Roma Gąsiorowska i Michał Żurawski o rodzinie w Vivie!

To pierwsza taka rozmowa. Szczera do bólu!
Edyta Liebert / 14.06.2015 11:27

Są małżeństwem skrajnie niekonwencjonalnym. Sztampowość? Tego słowa nie ma w ich słowniku. Nie lubią rozgłosu, razem z 3 swoich dzieci wolą spędzać czas wspólnie, omijając branżowe eventy. Jak doszli do takiej stabilizacji? Nie było łatwo...

Szczęście rodzinne przekłada się na pracę?

Roma Gąsiorowska: Ja mam poczucie, że zobaczyłem przed sobą więcej możliwości.
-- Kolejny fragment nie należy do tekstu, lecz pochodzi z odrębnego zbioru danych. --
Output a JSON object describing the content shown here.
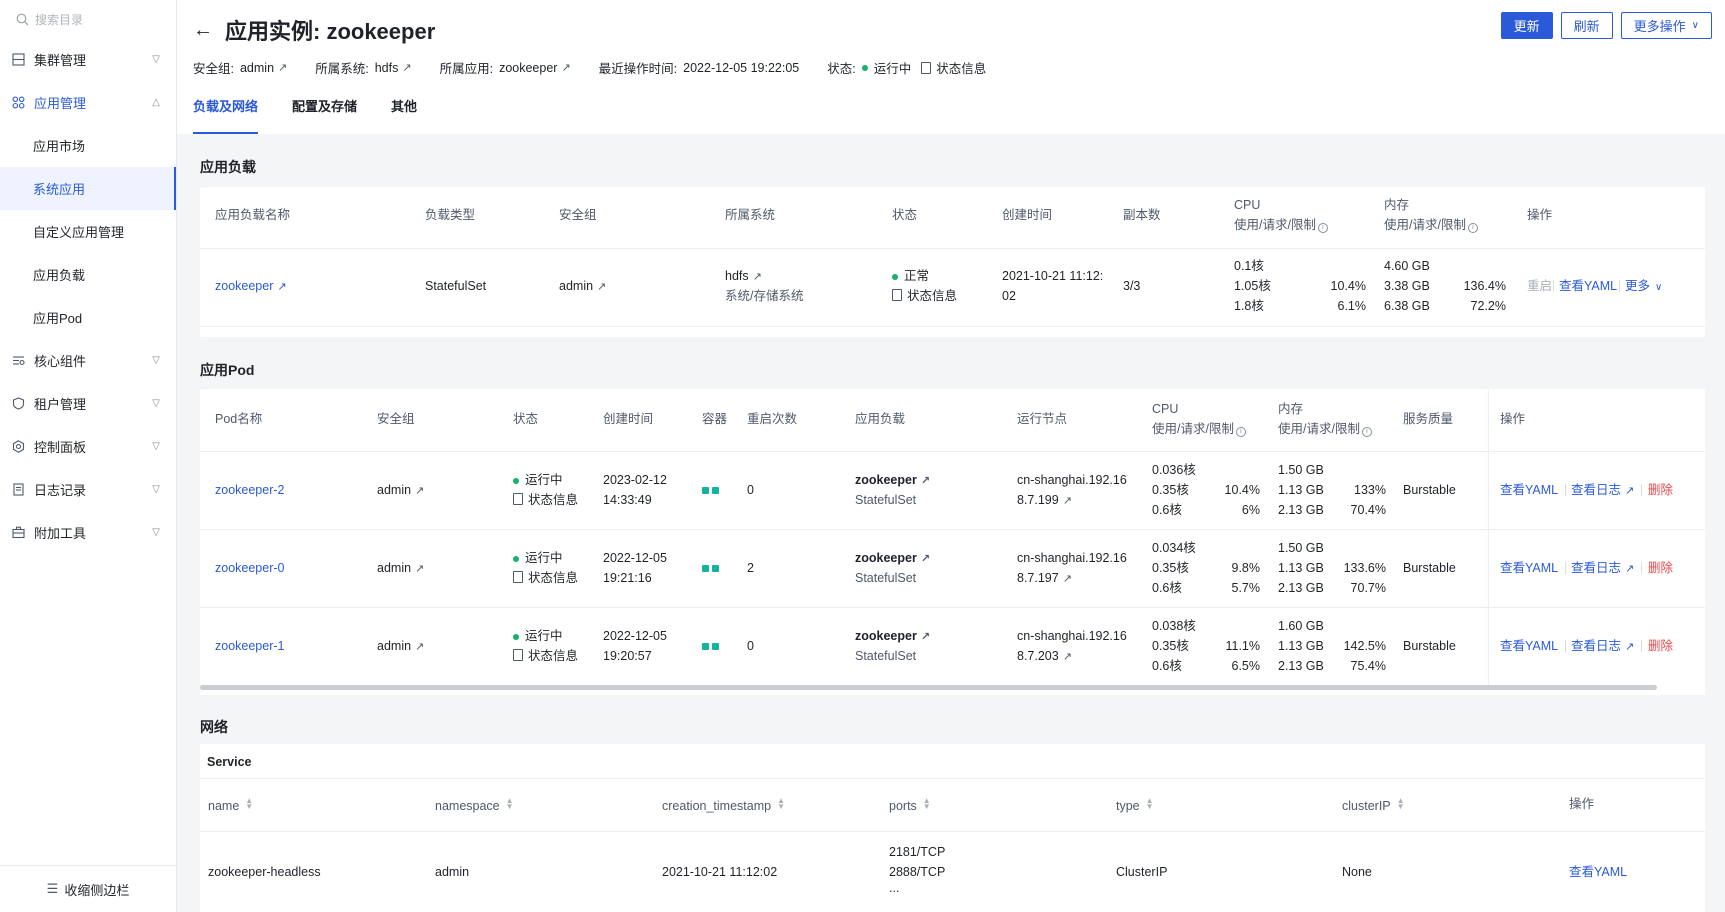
{
  "sidebar": {
    "search_placeholder": "搜索目录",
    "groups": [
      {
        "label": "集群管理"
      },
      {
        "label": "应用管理"
      },
      {
        "label": "核心组件"
      },
      {
        "label": "租户管理"
      },
      {
        "label": "控制面板"
      },
      {
        "label": "日志记录"
      },
      {
        "label": "附加工具"
      }
    ],
    "sub_items": [
      {
        "label": "应用市场"
      },
      {
        "label": "系统应用"
      },
      {
        "label": "自定义应用管理"
      },
      {
        "label": "应用负载"
      },
      {
        "label": "应用Pod"
      }
    ],
    "collapse_label": "收缩侧边栏"
  },
  "header": {
    "title": "应用实例: zookeeper",
    "buttons": {
      "update": "更新",
      "refresh": "刷新",
      "more": "更多操作"
    },
    "meta": {
      "security_group_label": "安全组:",
      "security_group": "admin",
      "system_label": "所属系统:",
      "system": "hdfs",
      "app_label": "所属应用:",
      "app": "zookeeper",
      "last_op_label": "最近操作时间:",
      "last_op": "2022-12-05 19:22:05",
      "status_label": "状态:",
      "status": "运行中",
      "status_info": "状态信息"
    },
    "tabs": [
      "负载及网络",
      "配置及存储",
      "其他"
    ]
  },
  "workload": {
    "title": "应用负载",
    "headers": {
      "name": "应用负载名称",
      "type": "负载类型",
      "sg": "安全组",
      "system": "所属系统",
      "status": "状态",
      "created": "创建时间",
      "replicas": "副本数",
      "cpu": "CPU",
      "cpu_sub": "使用/请求/限制",
      "mem": "内存",
      "mem_sub": "使用/请求/限制",
      "ops": "操作"
    },
    "row": {
      "name": "zookeeper",
      "type": "StatefulSet",
      "sg": "admin",
      "system": "hdfs",
      "system_sub": "系统/存储系统",
      "status": "正常",
      "status_info": "状态信息",
      "created_1": "2021-10-21 11:12:",
      "created_2": "02",
      "replicas": "3/3",
      "cpu_use": "0.1核",
      "cpu_req": "1.05核",
      "cpu_req_pct": "10.4%",
      "cpu_lim": "1.8核",
      "cpu_lim_pct": "6.1%",
      "mem_use": "4.60 GB",
      "mem_req": "3.38 GB",
      "mem_req_pct": "136.4%",
      "mem_lim": "6.38 GB",
      "mem_lim_pct": "72.2%",
      "op_restart": "重启",
      "op_yaml": "查看YAML",
      "op_more": "更多"
    }
  },
  "pods": {
    "title": "应用Pod",
    "headers": {
      "name": "Pod名称",
      "sg": "安全组",
      "status": "状态",
      "created": "创建时间",
      "containers": "容器",
      "restarts": "重启次数",
      "workload": "应用负载",
      "node": "运行节点",
      "cpu": "CPU",
      "cpu_sub": "使用/请求/限制",
      "mem": "内存",
      "mem_sub": "使用/请求/限制",
      "qos": "服务质量",
      "ops": "操作"
    },
    "rows": [
      {
        "name": "zookeeper-2",
        "sg": "admin",
        "status": "运行中",
        "status_info": "状态信息",
        "created_1": "2023-02-12",
        "created_2": "14:33:49",
        "restarts": "0",
        "wl": "zookeeper",
        "wl_type": "StatefulSet",
        "node_1": "cn-shanghai.192.16",
        "node_2": "8.7.199",
        "cpu_use": "0.036核",
        "cpu_req": "0.35核",
        "cpu_req_pct": "10.4%",
        "cpu_lim": "0.6核",
        "cpu_lim_pct": "6%",
        "mem_use": "1.50 GB",
        "mem_req": "1.13 GB",
        "mem_req_pct": "133%",
        "mem_lim": "2.13 GB",
        "mem_lim_pct": "70.4%",
        "qos": "Burstable",
        "op_yaml": "查看YAML",
        "op_log": "查看日志",
        "op_del": "删除"
      },
      {
        "name": "zookeeper-0",
        "sg": "admin",
        "status": "运行中",
        "status_info": "状态信息",
        "created_1": "2022-12-05",
        "created_2": "19:21:16",
        "restarts": "2",
        "wl": "zookeeper",
        "wl_type": "StatefulSet",
        "node_1": "cn-shanghai.192.16",
        "node_2": "8.7.197",
        "cpu_use": "0.034核",
        "cpu_req": "0.35核",
        "cpu_req_pct": "9.8%",
        "cpu_lim": "0.6核",
        "cpu_lim_pct": "5.7%",
        "mem_use": "1.50 GB",
        "mem_req": "1.13 GB",
        "mem_req_pct": "133.6%",
        "mem_lim": "2.13 GB",
        "mem_lim_pct": "70.7%",
        "qos": "Burstable",
        "op_yaml": "查看YAML",
        "op_log": "查看日志",
        "op_del": "删除"
      },
      {
        "name": "zookeeper-1",
        "sg": "admin",
        "status": "运行中",
        "status_info": "状态信息",
        "created_1": "2022-12-05",
        "created_2": "19:20:57",
        "restarts": "0",
        "wl": "zookeeper",
        "wl_type": "StatefulSet",
        "node_1": "cn-shanghai.192.16",
        "node_2": "8.7.203",
        "cpu_use": "0.038核",
        "cpu_req": "0.35核",
        "cpu_req_pct": "11.1%",
        "cpu_lim": "0.6核",
        "cpu_lim_pct": "6.5%",
        "mem_use": "1.60 GB",
        "mem_req": "1.13 GB",
        "mem_req_pct": "142.5%",
        "mem_lim": "2.13 GB",
        "mem_lim_pct": "75.4%",
        "qos": "Burstable",
        "op_yaml": "查看YAML",
        "op_log": "查看日志",
        "op_del": "删除"
      }
    ]
  },
  "network": {
    "title": "网络",
    "service_label": "Service",
    "headers": {
      "name": "name",
      "namespace": "namespace",
      "ts": "creation_timestamp",
      "ports": "ports",
      "type": "type",
      "cluster_ip": "clusterIP",
      "ops": "操作"
    },
    "row": {
      "name": "zookeeper-headless",
      "namespace": "admin",
      "ts": "2021-10-21 11:12:02",
      "port_1": "2181/TCP",
      "port_2": "2888/TCP",
      "port_more": "...",
      "type": "ClusterIP",
      "cluster_ip": "None",
      "op_yaml": "查看YAML"
    }
  }
}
Zacząłem pisać scenariusze, jeden chciałbym sam wyreżyserować. To historia, która dzieje się bardzo dawno temu na ziemiach polskich – wtedy były to tereny Germanii – grupa skazańców rusza po bursztyn nad Bałtyk. Trochę "Jądro ciemności", trochę "Parszywa dwunastka" rozgrywająca się dwa tysiące lat temu. Na warsztatach w Art-House stworzonym przez Romę szlifuję scenariusz i nie martwię się o to, że nigdy w życiu nic nie nakręciłem, że jestem niewykształcony w sensie reżyserskim. Jestem na tyle bezczelny, że wiem, że potrafię to zrobić. Poza tym Roma dała mi możliwość, żeby odkryć w sobie zacięcie pedagogiczne. Nagle okazuje się, że prowadzenie zajęć aktorskich w aktoRstudio, gdzie sam wiele się uczę, przynosi mi wielką satysfakcję.
Roma Gąsiorowska: Ja jestem osobą, która za wszelką cenę chce mieć wszystko, i mam: dom, męża, dzieci, nowe role, rozwijam naszą firmę. Trzy lata temu powstało aktoRstudio, do dziś bardzo się rozwinęło i ma dobrą opinię w środowisku.
Rozbudowałam działalność o warsztaty z innych dziedzin sztuki: pisanie, wokal, taniec, teatr fizyczny, video-art, performance, wystawy. Słowem – powstał Art-House, a w nim twórcze zajęcia różnego rodzaju dla całych rodzin, półkolonie artystyczne w wakacje dla dzieci, warsztaty rozwojowe dla młodzieży, dla rodziców. Ale to nie koniec. Kolejnym krokiem jest otwarcie klubokawiarni ze sceną. W październiku mam już zaplanowaną premierę. To będzie miejsce wyjątkowe na mapie Warszawy. Będę zapraszała moich znajomych, żeby grali małe formy parateatralne, kabaretowali, koncertowali... Jestem przykładem mamy, która potrafi sobie poradzić. Moje koleżanki, które mają dzieci, pytają, jak to robię. Nie dałabym rady bez pomocy mojej siostry. Monia jest niezastąpiona, nie jest nianią, tylko drugą mamą, która bardzo kocha nasze dzieci.

Szczęściara z Pani.

Roma Gąsiorowska: Wiem. Moje przyjaciółki aktorki często mają problemy ze znalezieniem niani, a bez niej są uziemione: muszą przerwać pracę albo chodzić do pracy z dziećmi, co nie zawsze jest wykonalne. W awaryjnej sytuacji też mi się zdarza wziąć dzieci do teatru i wtedy pomagają mi garderobiane, Elunia i Tereska, które kocham i które są dla mnie jak zastępcze matki. Generalnie kiedy ma się dzieciaki, czyjaś pomoc, wsparcie są niezbędne.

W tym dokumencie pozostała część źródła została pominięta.